Entering directly from high school into a university or 4-year college, you can choose from a variety of bachelor's degrees. For instance, you can take engineering technology programs leading to a Bachelor of Science (BS) in audio, architectural, computer, electronic, manufacturing, and mechanical engineering technology. Other degree options include the Bachelor of Science in Applied Science (BSAS), Bachelor of Applied Science (BAS) and Bachelor of Science in Engineering Technology (BSET), as well as a Bachelor of Arts (BA) in applied science and technology. Possible majors include architectural and building technology, drafting and design technology, environmental technology, transportation, electrical engineering/ automated systems, marine engineering technology, mechanical engineering technology, aeronautical engineering technology, chemical sciences technology, electronic technology, civil engineering technology. Honors programs are available at some institutions, and many universities and 4-year colleges also offer 2-year associate's degrees such as the Associate in Applied Science (AAS).
Some 2-year colleges and technical institutes have specific Schools devoted to engineering technology, while others will offer engineering technology programs within a School in another discipline. These 2-year colleges offer associate's degrees such as the Associate in Applied Science (AAS), Associate in Technical Studies (ATS) and Associate of Occupational Studies (AOS) degrees, with specializations in many of the above-mentioned fields. Additional areas of emphasis are surveying technology, nanofabrication technology, fiber optics, robotics, plastics and polymer technology and CAD technology. Associate's degrees-- sometimes designated as "pre-Engineering"-- can lead to entry-level employment or ladder directly into bachelor's degree programs at various universities and 4-year colleges. 1- to 2-year diploma and certificate programs may also be available.
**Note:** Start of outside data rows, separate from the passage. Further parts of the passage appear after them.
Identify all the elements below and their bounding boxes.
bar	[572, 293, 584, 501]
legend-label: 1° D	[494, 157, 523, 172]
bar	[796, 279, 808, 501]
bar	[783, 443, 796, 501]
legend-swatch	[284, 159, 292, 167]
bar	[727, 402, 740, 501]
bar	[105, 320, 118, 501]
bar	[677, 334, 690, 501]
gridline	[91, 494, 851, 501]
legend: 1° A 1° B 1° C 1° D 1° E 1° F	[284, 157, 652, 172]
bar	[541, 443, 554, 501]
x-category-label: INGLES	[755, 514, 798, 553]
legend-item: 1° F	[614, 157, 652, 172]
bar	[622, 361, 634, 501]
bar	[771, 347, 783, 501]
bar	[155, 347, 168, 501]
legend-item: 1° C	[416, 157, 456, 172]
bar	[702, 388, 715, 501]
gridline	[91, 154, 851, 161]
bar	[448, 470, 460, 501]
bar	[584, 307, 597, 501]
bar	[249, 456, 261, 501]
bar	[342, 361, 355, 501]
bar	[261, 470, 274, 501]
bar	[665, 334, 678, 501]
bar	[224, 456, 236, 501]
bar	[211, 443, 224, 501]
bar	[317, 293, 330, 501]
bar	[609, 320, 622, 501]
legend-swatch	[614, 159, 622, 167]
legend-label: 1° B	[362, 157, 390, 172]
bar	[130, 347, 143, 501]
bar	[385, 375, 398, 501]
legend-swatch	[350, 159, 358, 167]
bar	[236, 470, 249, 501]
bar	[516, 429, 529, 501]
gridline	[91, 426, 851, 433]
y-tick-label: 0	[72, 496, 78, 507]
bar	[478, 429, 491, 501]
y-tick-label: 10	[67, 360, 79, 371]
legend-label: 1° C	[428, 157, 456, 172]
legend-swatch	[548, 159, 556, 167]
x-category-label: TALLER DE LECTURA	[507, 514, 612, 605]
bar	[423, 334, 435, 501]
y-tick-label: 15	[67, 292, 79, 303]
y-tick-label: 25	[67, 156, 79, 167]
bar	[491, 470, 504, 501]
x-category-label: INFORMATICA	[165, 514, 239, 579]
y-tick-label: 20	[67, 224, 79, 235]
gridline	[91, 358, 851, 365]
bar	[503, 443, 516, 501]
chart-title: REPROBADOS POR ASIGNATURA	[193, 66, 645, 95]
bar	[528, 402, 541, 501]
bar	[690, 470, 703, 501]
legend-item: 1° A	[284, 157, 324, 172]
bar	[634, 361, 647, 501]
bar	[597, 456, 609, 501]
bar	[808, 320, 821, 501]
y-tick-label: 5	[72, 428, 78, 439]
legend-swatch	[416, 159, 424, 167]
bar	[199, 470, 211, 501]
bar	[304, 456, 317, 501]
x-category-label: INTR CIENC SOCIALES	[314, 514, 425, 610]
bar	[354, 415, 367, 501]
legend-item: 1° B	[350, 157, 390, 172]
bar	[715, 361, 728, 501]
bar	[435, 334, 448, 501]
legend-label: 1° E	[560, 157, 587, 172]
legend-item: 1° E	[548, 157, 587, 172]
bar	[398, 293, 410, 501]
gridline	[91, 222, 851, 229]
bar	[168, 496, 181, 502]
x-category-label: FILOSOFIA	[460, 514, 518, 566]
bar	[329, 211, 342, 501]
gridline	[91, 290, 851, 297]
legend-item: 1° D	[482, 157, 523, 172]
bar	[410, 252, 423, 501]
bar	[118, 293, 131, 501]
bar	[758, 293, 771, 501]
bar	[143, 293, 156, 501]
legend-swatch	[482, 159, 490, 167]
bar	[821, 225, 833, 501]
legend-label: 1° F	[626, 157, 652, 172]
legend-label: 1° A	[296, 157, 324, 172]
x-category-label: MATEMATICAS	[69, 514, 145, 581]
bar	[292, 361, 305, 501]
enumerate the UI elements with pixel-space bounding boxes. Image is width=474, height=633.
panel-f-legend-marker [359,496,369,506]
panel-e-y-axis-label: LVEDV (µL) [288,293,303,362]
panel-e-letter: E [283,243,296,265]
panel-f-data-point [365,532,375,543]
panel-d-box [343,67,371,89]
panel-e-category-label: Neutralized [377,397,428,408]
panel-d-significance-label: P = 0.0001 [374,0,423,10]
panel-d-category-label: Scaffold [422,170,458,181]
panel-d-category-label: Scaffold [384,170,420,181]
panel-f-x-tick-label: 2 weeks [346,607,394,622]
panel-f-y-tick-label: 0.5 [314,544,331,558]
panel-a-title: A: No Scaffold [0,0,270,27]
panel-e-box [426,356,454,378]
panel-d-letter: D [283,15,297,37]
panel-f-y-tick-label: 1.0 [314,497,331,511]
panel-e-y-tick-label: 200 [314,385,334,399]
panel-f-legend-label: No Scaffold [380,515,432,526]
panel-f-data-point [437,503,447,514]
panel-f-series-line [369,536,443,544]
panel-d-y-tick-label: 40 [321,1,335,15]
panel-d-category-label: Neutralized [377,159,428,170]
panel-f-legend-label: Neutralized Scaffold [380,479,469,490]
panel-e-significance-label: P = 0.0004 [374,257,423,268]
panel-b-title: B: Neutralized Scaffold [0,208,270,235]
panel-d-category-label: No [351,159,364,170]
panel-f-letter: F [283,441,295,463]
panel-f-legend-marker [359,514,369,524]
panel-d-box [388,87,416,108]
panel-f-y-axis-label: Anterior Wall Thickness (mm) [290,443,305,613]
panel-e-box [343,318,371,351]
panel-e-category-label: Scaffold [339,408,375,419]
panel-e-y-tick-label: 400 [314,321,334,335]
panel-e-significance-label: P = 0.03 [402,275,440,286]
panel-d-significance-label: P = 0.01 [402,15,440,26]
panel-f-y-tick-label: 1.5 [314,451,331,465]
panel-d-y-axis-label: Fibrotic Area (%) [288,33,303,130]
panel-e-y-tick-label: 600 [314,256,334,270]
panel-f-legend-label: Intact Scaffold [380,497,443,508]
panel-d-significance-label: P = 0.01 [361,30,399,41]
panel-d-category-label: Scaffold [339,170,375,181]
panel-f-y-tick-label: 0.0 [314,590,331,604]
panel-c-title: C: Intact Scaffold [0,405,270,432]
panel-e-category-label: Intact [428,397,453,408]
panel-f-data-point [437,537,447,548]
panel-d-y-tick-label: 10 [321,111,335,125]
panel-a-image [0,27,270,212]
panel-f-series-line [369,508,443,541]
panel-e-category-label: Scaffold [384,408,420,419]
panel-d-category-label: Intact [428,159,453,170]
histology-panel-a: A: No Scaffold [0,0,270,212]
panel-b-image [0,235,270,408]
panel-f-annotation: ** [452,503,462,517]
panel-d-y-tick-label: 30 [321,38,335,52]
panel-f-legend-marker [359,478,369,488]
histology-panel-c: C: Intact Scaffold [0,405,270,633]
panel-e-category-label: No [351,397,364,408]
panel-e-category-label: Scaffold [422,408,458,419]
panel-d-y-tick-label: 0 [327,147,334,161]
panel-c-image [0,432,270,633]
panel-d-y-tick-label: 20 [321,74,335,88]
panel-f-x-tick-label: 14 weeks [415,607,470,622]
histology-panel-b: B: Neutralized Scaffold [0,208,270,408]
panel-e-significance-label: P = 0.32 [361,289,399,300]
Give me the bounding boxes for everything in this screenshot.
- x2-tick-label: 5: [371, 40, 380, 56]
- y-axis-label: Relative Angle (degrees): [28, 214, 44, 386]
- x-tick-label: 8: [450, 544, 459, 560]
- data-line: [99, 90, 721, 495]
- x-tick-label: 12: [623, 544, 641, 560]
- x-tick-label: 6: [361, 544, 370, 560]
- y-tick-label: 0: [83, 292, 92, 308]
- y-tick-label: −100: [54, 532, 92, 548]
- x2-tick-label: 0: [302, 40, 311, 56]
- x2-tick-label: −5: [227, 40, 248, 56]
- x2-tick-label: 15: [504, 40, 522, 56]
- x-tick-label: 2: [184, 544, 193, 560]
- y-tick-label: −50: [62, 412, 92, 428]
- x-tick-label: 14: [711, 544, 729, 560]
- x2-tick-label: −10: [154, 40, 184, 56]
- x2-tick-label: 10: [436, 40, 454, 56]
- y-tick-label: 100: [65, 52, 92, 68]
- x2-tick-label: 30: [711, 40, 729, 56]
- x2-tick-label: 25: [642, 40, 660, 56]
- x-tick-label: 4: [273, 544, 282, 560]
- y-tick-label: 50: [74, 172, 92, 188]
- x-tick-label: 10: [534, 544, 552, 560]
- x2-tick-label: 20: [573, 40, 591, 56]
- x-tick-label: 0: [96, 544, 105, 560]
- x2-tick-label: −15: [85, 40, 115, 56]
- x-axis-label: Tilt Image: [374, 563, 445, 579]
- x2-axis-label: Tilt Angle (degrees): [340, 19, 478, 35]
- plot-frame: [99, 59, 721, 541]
At all levels, programs are designed to prepare the graduate for employment as technicians or technologists. Study therefore generally combines classroom theory and learning with practical hands-on lab work. Curriculum may change frequently in order to keep up with industry needs and advances. Students in the 4-year programs usually take 1 or 2 years of general courses, which give them a broad background in engineering foundations. Co-ops and industry partnerships/ internships are often part of the curriculum, and a number of program-specific scholarships are available.